“Gökyüzü ile yeryüzü arasında felsefenin
açıkladığından çok fazlası var.
Kuşların yeridir bu”

Etienne Souriau

Uzaklardaki şarkı

Soğumuş ve buz tutmuş bir yüreği ısıtmak, hesabın, kısa vadeli çıkarın kıskacındaki akla yeni ufuklar açmak… Tutkularının esaretindeki yaşamın dışında, belki bir şafağın ardında aranabilecek alternatif var olma biçimlerini besteleyebilmek…

Ağaç dallarının arasında kaybolmuş minik bir tarla kuşu böylesine önemli sorunları çözümleyebilir miydi? Minik gövdesini aşmaz mıydı bu dev sorunun ağırlığı?

Ama ta modern zamanların başında La Fontaine dahi bilgeliği ile minik Ağustos böceğini görevlendirmemiş miydi bu önemli iş için?  “Çalışkan” karıncanın karşısında aşağılanmasına dahi tahammül edecekti minik müzisyen.

Öyle ise minik tarla kuşu da niye olmasın, ağaç dallarının gölgesinde koyulabilecekti bu işe. Üstelik artık La Fontaine’in öğrettikleri ile bilecekti ki kendi içinde pusulasız kalmış olan bu garip “akıllı yaratığın”, insan oğlunun, yaşamını müziği ile zenginleştirebilirdi, yüreğini ısıtabilirdi hatta.

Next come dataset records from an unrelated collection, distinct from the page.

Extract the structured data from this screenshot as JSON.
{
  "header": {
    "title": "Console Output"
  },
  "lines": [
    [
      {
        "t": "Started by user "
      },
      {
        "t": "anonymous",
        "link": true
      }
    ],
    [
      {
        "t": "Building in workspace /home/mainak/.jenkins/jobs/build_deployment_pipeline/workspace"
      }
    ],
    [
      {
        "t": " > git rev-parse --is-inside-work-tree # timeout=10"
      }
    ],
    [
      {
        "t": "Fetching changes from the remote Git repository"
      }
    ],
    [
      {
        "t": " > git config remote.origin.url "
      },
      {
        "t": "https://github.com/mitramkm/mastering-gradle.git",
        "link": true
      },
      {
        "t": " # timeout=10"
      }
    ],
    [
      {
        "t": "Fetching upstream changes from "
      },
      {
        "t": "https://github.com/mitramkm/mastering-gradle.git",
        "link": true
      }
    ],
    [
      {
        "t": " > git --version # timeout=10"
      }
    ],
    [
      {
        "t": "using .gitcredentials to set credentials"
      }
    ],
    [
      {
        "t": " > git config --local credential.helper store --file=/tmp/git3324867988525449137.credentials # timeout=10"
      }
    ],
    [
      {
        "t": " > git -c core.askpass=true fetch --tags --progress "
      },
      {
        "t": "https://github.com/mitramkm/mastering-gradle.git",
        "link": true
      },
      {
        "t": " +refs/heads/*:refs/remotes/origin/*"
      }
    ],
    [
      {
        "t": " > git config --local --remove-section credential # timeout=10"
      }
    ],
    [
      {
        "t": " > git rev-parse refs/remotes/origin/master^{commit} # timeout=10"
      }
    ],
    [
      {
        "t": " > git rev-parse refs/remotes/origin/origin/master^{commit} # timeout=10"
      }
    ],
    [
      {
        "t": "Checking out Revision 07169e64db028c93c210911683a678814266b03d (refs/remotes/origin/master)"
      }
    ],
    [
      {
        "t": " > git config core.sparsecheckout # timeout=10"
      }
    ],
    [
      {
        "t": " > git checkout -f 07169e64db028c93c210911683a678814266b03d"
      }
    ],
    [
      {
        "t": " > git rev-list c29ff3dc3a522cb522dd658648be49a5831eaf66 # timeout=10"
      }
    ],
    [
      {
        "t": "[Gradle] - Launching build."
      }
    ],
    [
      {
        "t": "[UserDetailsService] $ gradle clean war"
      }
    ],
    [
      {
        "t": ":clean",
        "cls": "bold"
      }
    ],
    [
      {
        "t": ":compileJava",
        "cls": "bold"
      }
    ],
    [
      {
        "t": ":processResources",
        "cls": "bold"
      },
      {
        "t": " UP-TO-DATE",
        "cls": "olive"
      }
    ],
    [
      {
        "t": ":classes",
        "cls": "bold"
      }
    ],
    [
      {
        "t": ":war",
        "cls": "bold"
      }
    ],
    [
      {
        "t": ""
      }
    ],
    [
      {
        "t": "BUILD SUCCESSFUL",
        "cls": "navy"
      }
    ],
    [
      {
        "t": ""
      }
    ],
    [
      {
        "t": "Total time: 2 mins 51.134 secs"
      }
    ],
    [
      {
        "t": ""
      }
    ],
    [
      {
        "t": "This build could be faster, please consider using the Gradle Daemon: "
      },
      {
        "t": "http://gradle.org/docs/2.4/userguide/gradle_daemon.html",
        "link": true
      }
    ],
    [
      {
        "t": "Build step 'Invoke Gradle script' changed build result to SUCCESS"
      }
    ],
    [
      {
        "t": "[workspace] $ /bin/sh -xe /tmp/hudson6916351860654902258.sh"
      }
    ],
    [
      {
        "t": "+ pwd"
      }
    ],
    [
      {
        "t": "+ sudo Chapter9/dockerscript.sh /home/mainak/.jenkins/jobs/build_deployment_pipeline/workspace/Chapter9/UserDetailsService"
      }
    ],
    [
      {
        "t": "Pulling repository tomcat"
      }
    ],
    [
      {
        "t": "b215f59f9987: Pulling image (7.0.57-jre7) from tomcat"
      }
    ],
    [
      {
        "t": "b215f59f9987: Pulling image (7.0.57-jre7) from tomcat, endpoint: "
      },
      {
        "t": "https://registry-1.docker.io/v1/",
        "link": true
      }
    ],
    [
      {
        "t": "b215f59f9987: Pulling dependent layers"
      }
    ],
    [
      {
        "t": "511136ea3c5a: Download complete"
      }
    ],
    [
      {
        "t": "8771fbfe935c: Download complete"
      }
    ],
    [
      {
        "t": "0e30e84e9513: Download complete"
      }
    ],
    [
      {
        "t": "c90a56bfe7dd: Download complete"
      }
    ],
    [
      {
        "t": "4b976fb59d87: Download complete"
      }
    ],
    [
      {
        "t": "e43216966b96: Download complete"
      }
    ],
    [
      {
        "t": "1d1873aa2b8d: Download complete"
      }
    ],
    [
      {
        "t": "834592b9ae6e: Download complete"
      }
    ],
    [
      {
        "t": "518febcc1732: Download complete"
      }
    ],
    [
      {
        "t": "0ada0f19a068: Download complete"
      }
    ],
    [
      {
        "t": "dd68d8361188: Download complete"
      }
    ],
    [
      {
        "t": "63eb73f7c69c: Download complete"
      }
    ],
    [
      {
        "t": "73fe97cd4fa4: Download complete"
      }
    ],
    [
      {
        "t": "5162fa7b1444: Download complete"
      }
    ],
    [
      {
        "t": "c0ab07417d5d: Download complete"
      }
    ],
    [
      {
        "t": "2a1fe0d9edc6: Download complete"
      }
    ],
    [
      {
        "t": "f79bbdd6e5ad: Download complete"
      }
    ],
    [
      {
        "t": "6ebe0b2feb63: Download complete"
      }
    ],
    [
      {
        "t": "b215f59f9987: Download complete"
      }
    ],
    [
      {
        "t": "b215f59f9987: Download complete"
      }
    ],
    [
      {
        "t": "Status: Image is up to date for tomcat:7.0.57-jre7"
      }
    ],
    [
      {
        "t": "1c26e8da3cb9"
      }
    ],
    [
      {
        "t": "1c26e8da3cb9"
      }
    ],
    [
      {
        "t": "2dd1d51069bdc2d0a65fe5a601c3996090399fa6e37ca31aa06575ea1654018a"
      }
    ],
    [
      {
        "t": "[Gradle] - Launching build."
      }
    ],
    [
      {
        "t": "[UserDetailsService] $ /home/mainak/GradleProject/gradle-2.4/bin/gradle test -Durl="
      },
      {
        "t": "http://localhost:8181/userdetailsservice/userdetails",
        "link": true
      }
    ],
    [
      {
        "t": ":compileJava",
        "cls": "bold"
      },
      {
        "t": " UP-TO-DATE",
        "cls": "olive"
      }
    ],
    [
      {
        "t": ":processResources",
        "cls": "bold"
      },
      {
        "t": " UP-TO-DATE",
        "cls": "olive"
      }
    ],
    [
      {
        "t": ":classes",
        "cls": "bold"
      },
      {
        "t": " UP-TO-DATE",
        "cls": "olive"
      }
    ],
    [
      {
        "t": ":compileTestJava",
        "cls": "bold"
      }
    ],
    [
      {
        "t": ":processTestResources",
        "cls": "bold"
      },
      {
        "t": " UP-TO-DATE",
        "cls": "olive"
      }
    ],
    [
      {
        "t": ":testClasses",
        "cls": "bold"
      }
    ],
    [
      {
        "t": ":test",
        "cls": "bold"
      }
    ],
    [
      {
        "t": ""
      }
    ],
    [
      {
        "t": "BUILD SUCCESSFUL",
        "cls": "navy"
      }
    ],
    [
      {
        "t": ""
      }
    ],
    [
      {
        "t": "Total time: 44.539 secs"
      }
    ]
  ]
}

Sonsuzluğun sükûneti dökülecekti o zaman gagasından ormana doğru. Dalga dalga her tarafa hâkim olacaktı şarkının tınıları.

Koyuldu işine. Koskoca La Fontaine’di rehberi ne de olsa. Hemen cevap geldi tınısına. Ağaçların arasında bir diyalog başlayacaktı şafakta. Evlerinde mahpus olanlar, insanlar dahi pencerelerini açabileceklerdi, kim bilir? Bir şey anlamadan? Levy-Strauss mahçup yazacaktı, eleştirecekti kendi kendini ve modern zamanların büyük eksikliğine; “ne ayıp” diyecekti, “bir kuşun dilini anlamayınca bildiklerim ne işe yarar ki?”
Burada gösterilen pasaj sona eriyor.